TBH, there is no way to truly know where things went wrong unless your infra provider is willing to work with you closely through this. For example, if my ubuntu VM is down in Digital Ocean, there is no way for the ubuntu VM to know by itself why it is down.
So.. this needs a mix of infra provider telling you the status of the VM (from the hypervisor tools) as to what is happening when the server is down. Some infra providers make this easier: Digital Ocean has a console view which gives the serial console. The boot logs are available. If the server is not even booting, we already know it's an infra issue. Maybe the boot is getting stuck in some fsck check or something.
Does contabo provide tools to debug this?
@girish said in VPS down, restart button won't work, host denies any downtime - Cloudron update related?:
Does contabo provide tools to debug this?
I'm not sure if they do but here's a screenshot of the dashboard. It took two replies to get them to say that they detected no issues with my server. Their first response was,
We have checked your VPS L NVMe and we can inform you that your VPS is up and running again. Therefore we would kindly ask you to check the situation also from your side.
Spring-cleaning is up. Time to move hosts again or better yet, spin up a server at work. I'll keep a cheap VPS for mail only. Can I run a mail server on Cloudron's free tier?

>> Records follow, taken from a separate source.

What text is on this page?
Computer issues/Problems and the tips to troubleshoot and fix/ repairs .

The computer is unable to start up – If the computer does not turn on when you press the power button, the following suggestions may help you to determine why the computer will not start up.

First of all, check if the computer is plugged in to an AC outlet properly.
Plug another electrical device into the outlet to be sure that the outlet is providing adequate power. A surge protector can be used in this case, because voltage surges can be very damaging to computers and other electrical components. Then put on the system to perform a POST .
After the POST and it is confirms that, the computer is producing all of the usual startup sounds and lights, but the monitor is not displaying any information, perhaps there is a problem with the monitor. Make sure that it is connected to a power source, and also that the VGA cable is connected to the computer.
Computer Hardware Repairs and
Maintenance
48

Edit: the "i can't connect to this server" option opens a popup that asks how you're trying to connect (RDP, SSH, or VNC) and then instructs to do the MTR / Trace tests and attach those to support (not that they gave them a look).
robi last edited by
@humptydumpty said in VPS down, restart button won't work, host denies any downtime - Cloudron update related?:
Can I run a mail server on Cloudron's free tier?
@robi perfect thanks
My VPS is down again and there's nothing on Contabo's server status page that indicates any issues at all. It's not just my VPS though, their dashboard is down too.

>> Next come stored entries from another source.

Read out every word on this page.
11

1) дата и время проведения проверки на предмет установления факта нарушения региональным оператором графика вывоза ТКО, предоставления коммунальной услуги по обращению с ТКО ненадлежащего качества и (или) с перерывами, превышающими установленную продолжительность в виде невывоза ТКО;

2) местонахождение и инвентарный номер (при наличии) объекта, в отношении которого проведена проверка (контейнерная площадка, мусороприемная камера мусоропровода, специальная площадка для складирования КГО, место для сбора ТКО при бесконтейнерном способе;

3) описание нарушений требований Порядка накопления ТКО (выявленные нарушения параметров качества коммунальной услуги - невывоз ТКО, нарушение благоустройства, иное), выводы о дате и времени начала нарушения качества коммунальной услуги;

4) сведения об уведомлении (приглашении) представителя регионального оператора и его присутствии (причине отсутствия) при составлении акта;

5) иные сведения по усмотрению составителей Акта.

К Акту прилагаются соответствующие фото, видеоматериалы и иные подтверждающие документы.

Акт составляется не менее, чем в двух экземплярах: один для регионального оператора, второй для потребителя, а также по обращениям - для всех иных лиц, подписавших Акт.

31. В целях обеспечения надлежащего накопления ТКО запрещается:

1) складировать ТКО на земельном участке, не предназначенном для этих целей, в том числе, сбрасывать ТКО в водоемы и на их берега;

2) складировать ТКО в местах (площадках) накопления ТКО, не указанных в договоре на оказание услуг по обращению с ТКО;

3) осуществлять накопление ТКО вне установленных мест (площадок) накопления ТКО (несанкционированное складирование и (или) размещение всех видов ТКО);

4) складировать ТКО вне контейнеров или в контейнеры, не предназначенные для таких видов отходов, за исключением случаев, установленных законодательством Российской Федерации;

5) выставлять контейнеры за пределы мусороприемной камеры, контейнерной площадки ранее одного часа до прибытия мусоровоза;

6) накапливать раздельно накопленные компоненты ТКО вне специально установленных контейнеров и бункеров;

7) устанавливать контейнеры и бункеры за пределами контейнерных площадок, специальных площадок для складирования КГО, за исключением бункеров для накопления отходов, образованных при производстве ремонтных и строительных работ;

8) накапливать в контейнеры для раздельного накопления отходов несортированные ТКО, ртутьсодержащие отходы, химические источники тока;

Edit: I stand corrected, status page has been updated and is showing a downtime in my datacenter.
Estimated duration: 180 minutes We are experiencing a disruption in St. Louis Data Center. Once we will find out the reason, we will provide an update and provide an ETA. We’re sorry for the inconvenience. Next update 19:30 CET.
@girish As this isn't Cloudron related, can we please move this back to off-topic?
VPS is up. Total downtime for me was 1.5 hrs. Magic number!
[UPDATE 28.03.2023 07:30 pm (UTC+2)] We have identified the reason behind the disruption in our St. Louis Data Center which is affecting some of our servers. Our technicians on-site already working to fix the issue. The next update will be provided in 60 minutes. (so until 8:30 CEST) [UPDATE 28.03.2023 07:43 pm (UTC+2)] We have fixed the problem causing disruption in the St. Louis Data Center which is affecting some of our servers. We expect to bring all servers online in the next 30 minutes (so until 8:10 CEST).
scooke last edited by
@humptydumpty Get out while you can!
Kimsufi KS-1's are still available from time to time. I use https://checkservers.ovh/ to check, plus the random "oh my goodness everyone get to ovh! ks-1's are available NOW" posts from lowendtalk.com (only for 5 minutes later to see 100 posts saying "sold out").
@scooke I definitely will! I decided to move when the previous downtime happened because of how they handle things but it's on the backburner until I have some free time. I didn't expect the VPS to go down again this soon. Sigh. I'll keep an eye out for the OVH deals, thanks!